Il y a déjà plus de quinze ans, Stark affirmait que « la responsabilité sociale d'entreprise est devenue la sagesse conventionnelle des milieux d'affaires » (Harvard Business Review, 1993). On peut certainement être d’avis que l’affirmation était un peu prématurée pour l’époque, mais on ne peut que reconnaître que, depuis lors, la plupart des firmes ont effectivement adopté des programmes volontaires de responsabilité sociale ou de citoyenneté corporative, qu’elles se sont dotées de chartes éthiques ou de codes de conduite, qu’elles ont mis en place des procédures de contrôle de conformité et que plusieurs vont même jusqu’à rendre publics des rapports de responsabilité sociale ou de développement durable. La RSE est devenue l’objet d’un large consensus social. Cependant, on ne peut s’empêcher de remarquer du même coup que des voix importantes manquent à l’appel; ainsi en va-t-il de la troublante discrétion, pour ne pas dire quasi absence de la PME, autant dans le discours que dans la pratique de la RSE. C’est un peu comme si la RSE était réservée au monde de la grande entreprise; comme si la PME n'était pas concernée et pouvait se tenir à l'écart des débats et des pressions autour de la responsabilité sociale des entreprises.
Pourtant, la vague de la RSE qui emporte les grandes entreprises et particulièrement les entreprises mondialisées, a déjà commencé à déferler le long de leur chaîne de valeur et se répercutera inévitablement sur leurs fournisseurs et sous-traitants. Les PMEs intégrées à ces chaînes de valeur devront alors non seulement être en mesure d'intégrer les principes de la RSE, mais également d'en rendre compte de façon crédible, au risque d'être écartées au profit de partenaires moins susceptibles de mettre à risque la réputation des grandes entreprises.
Certains prétendent que les PMEs sont déjà engagées dans de nombreuses pratiques de responsabilité sociale, mais qu’elles ne les désignent tout simplement pas ainsi : les PMEs seraient les Monsieur Jourdain de la RSE; elles feraient de la RSE sans le savoir. D’autres soutiennent plutôt que les PMEs réagissent et se comportent différemment des grandes entreprises en matière de RSE parce qu’elles sont effectivement différentes, de manière inhérente; il ne s’agit pas simplement d’une différence de label, mais d’une différence quasi ontologique. Si tel est le cas, quelles sont alors ces particularités qui pourraient expliquer l’apparente différence d’attitude de la PME à l’égard de la RSE ? Celles-ci doivent certainement être plus substantielles et plus profondes que les obstacles conventionnels de coûts, de temps et d’information qui sont toujours invoqués pour expliquer la timidité des PMEs à l’égard de la RSE. Nous croyons que la réponse tient en bonne partie dans la reconnaissance que les moteurs (drivers) de la RSE dans les PMEs ne sont pas les mêmes que ceux qui opèrent dans les grandes firmes.
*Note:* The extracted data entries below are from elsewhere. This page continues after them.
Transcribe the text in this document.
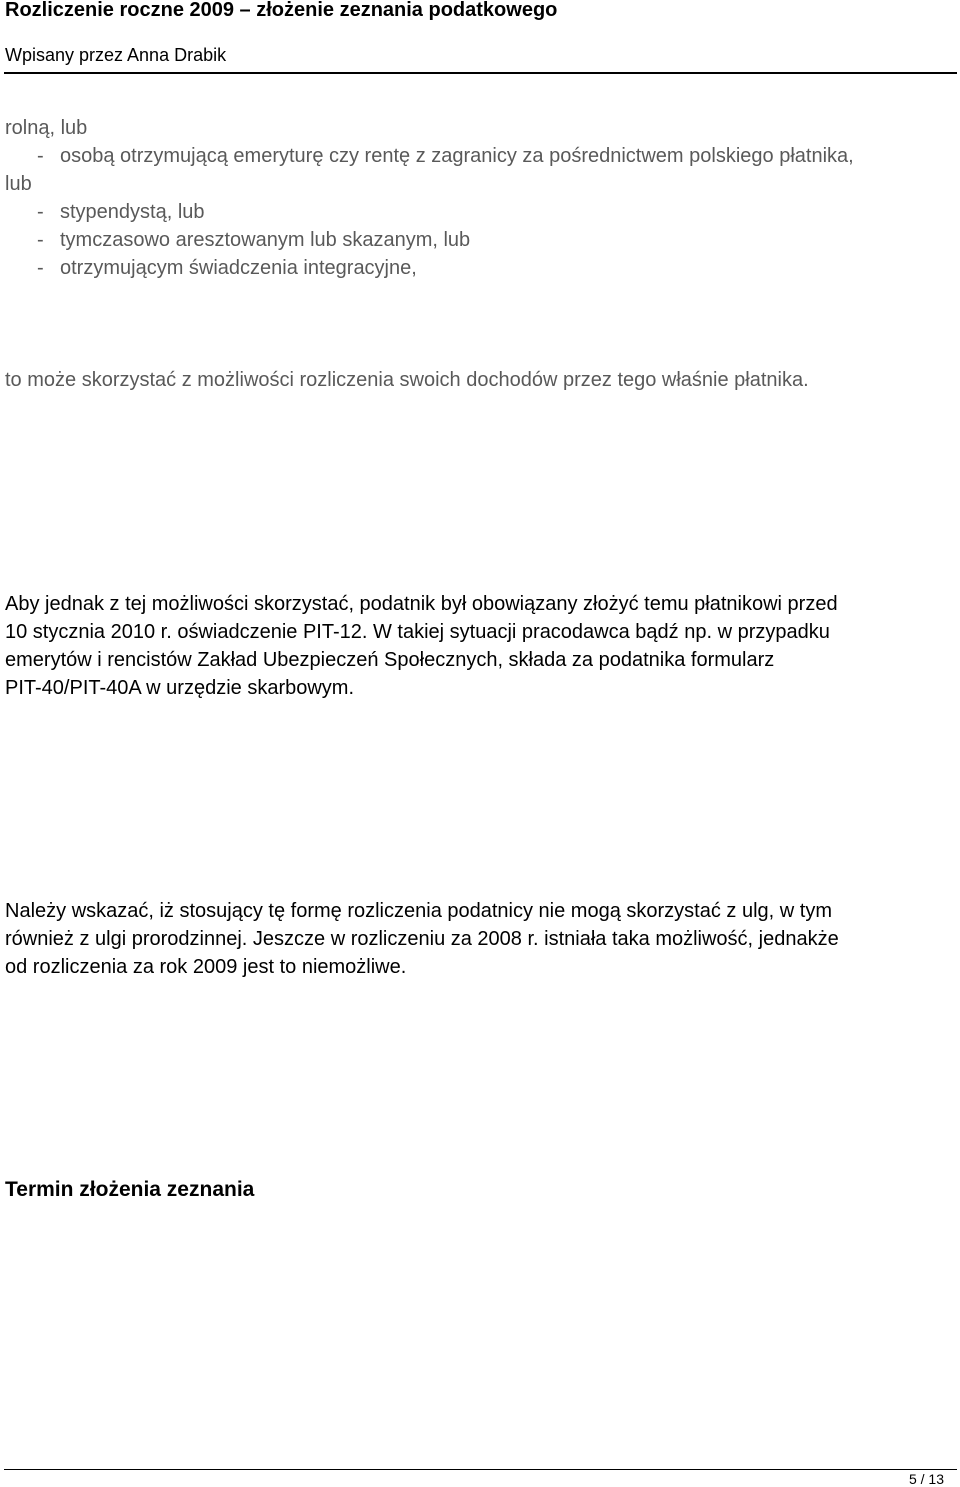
Rozliczenie roczne 2009 – złożenie zeznania podatkowego
Wpisany przez Anna Drabik
rolną, lub
- osobą otrzymującą emeryturę czy rentę z zagranicy za pośrednictwem polskiego płatnika,
lub
- stypendystą, lub
- tymczasowo aresztowanym lub skazanym, lub
- otrzymującym świadczenia integracyjne,
to może skorzystać z możliwości rozliczenia swoich dochodów przez tego właśnie płatnika.
Aby jednak z tej możliwości skorzystać, podatnik był obowiązany złożyć temu płatnikowi przed
10 stycznia 2010 r. oświadczenie PIT-12. W takiej sytuacji pracodawca bądź np. w przypadku
emerytów i rencistów Zakład Ubezpieczeń Społecznych, składa za podatnika formularz
PIT-40/PIT-40A w urzędzie skarbowym.
Należy wskazać, iż stosujący tę formę rozliczenia podatnicy nie mogą skorzystać z ulg, w tym
również z ulgi prorodzinnej. Jeszcze w rozliczeniu za 2008 r. istniała taka możliwość, jednakże
od rozliczenia za rok 2009 jest to niemożliwe.
Termin złożenia zeznania
5 / 13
La recherche empirique est encore très embryonnaire concernant les motivations pour la RSE dans les PMEs, mais des observations convergentes se dégagent déjà : sans qu’elles soient indifférentes aux considérations économiques, il ressort que dans les PMEs la motivation la plus importante pour la RSE résiderait dans les convictions personnelles des propriétairesdirigeants. Les facteurs externes ou stratégiques (de positionnement, de développement d’image ou de quête de légitimité) qui impulsent la RSE dans les grandes entreprises ne seraient pas aussi déterminants dans les PMEs; la RSE mouture PME serait davantage nourrie par les valeurs personnelles des dirigeants (values-driven) qu’engendrée par les pressions du marché (market-pushed). Ceci n’implique évidemment pas que les dirigeants de PME soient insensibles aux économies de coûts potentielles de pratiques d’écoefficience par exemple, qui sont de fait un des vecteurs actifs d’intégration de la RSE dans les petites entreprises; les pressions économiques demeurent, vulnérabilité oblige. Mais la seule démonstration de bénéfices économiques potentiels (le «Business Case») ne sera probablement pas suffisante pour attirer le dirigeant de PME vers la RSE si sa motivation principale à cet égard réside davantage dans la conviction que « c’est la bonne chose à faire », plutôt que dans « parce que c’est payant ».
De toute évidence, il y a encore place à recherche en regard des motivations des dirigeants de PMEs face à la RSE : en quoi et jusqu’à quel point la RSE de souche PME est-elle différente de la RSE dominante de type grande entreprise ? En tout état de cause, il ne semble pas que le simple «downsizing» de l’appareillage de la RSE modèle grande entreprise soit la meilleure façon de favoriser la diffusion de la RSE dans l’univers des PMEs.
Note: Cet article a fait l'objet d'une première publication dans le Bulletin Oeconomia Humana du mois de novembre 2008.